Breaking Eggs And Making Omelettes

Topics On Multimedia Technology and Reverse Engineering


Baldur In Bulk

September 26th, 2008 by Multimedia Mike

I got those Baldur’s Gate videos converted to something more modern. The problem turned out to be in the Interplay MVE demuxer code I wrote long ago for FFmpeg. Once upon a time, timestamps in FFmpeg were supposed to be in reference to a 90 kHz clock. Thanks to Pengvado for pointing out that my demuxer still made that assumption. Fixing the demuxer seems like a lot of work right now. So at this point in the exercise, I opted to simply hard code 15 fps for the framerate.

So I got that transcoding process underway, finally. And I made an interesting discovery along the way. I have a colleague who has this quote on his office whiteboard:

Baldur's Gate Nietzsche quote

I can only conclude that said colleague is a huge Baldur’s Gate fan.

Prerequisites for the transcoding operation (basic Kubuntu 8.04 virtual machine):

  • install the libfaac-dev package
  • download and manually compile YASM (required by x264 and the latest YASM packaged by Ubuntu is not bleeding edge enough)
  • download and compile the latest x264 snapshot; configure with –enable-shared
  • get the latest SVN of FFmpeg
  • configure and build FFmpeg with: configure –enable-gpl –enable-postproc –enable-avfilter –enable-avfilter-lavf –enable-swscale –enable-libx264 –enable-libfaac; I don’t really know if all the filter options are strictly necessary for this exercise but I’m used to them by now

So my process for transcoding in bulk after installing this software is:

  • use my Python script (, listed at the end of this post) to split the BIF resource into its constituent MVE files:
    $ MovieCD1.bif
    extracting file #0 at offset 132, 29654204 bytes, to 'MovieCD1.bif-0.mve'
    extracting file #1 at offset 29654336, 6530954 bytes, to 'MovieCD1.bif-1.mve'
  • bulk transcode:
    for mve in `ls *.mve`
      ffmpeg -y -i $mve \
      -acodec libfaac -ab 128k \
      -vcodec libx264 -vpre hq -b 500k -bt 500k \
      `basename $mve .mve`.mp4

The resulting files are highly competitive, size-wise, against the original MVE files. At first, I was monkeying with the bitrate because there were some annoying artifacts in the high motion areas. But then I watched the original videos using ffplay and realized that those artifacts are artifacts in the source material.

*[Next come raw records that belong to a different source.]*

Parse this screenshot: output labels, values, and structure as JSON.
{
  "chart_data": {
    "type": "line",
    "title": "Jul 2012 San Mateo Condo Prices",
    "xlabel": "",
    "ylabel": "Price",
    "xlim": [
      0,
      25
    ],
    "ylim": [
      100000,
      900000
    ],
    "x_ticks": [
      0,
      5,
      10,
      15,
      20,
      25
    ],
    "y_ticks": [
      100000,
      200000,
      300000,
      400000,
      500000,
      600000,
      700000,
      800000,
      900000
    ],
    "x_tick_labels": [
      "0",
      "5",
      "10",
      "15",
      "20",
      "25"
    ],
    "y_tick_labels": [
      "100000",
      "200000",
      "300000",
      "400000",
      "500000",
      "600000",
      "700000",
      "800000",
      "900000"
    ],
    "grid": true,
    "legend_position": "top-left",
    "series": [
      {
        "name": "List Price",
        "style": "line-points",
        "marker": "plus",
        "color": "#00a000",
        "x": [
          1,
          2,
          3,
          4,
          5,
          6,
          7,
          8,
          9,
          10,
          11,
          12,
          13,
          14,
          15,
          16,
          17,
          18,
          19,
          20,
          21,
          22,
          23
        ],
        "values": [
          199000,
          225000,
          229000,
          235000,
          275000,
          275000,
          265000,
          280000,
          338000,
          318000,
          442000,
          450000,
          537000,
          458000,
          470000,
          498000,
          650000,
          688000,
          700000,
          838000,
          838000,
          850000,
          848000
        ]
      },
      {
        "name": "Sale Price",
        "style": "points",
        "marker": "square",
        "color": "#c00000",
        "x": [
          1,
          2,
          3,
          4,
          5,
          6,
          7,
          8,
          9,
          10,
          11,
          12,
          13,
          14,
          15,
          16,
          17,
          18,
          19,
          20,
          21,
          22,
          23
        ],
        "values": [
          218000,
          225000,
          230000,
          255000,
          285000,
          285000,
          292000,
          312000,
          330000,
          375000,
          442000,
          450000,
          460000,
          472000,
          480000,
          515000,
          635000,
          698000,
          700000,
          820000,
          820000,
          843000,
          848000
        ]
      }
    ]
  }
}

Posted in Game Hacking, Python | 7 Comments »

7 Responses

  1. Reimar Says:

    Can’t you just hack your demuxer to set time_base to 1/90000 to get the old behaviour again?
    I’m sure Michael will complain about not fixing it properly but at least it should work ;-)

  2. Reimar Says:

    Ah, I just read the actual comment. Looks to me like your demuxer is actually fine (though maybe a bit ugly), looks to me like the bug is that libx264 seems to assume that the time base is the frame rate – the actual frame rate is not available via the FFmpeg API, AFAIK…

  3. Multimedia Mike Says:

    The part I don’t understand is that, since the 90 kHz thing is an MPEG mainstay, what happens when feeding MPEG files into x264? Alas, if I understood MPEG better, this would probably be obvious to me.

    It should be possible to fix the Interplay MVE demuxer to output a more responsible framerate. It will require a little refactoring, though.

  4. Pengvado Says:

    All the mpeg files I have on hand report a timebase of 1001/30000 sec. Even the ones that are 24fps. Those would have a 20% lower bitrate than I ask for, except that ffmpeg duplicates frames, so I instead get the right bitrate but stuttering. If I override framerate with “-r” then both the actual number of frames encoded and the framerate reported to x264 match that new value.
    I don’t see 90000 of anything in mpeg.

  5. avenger Says:

    Hey, can you do the same feat with Icewind Dale 2? (that one is using bink video not interplay mve).

  6. Multimedia Mike Says:

    Not until we reverse engineer Bink video.

  7. avenger Says:

    Oops, right. For a moment i thought you already did that, but now i see only Bink Audio and the Container format are known so far.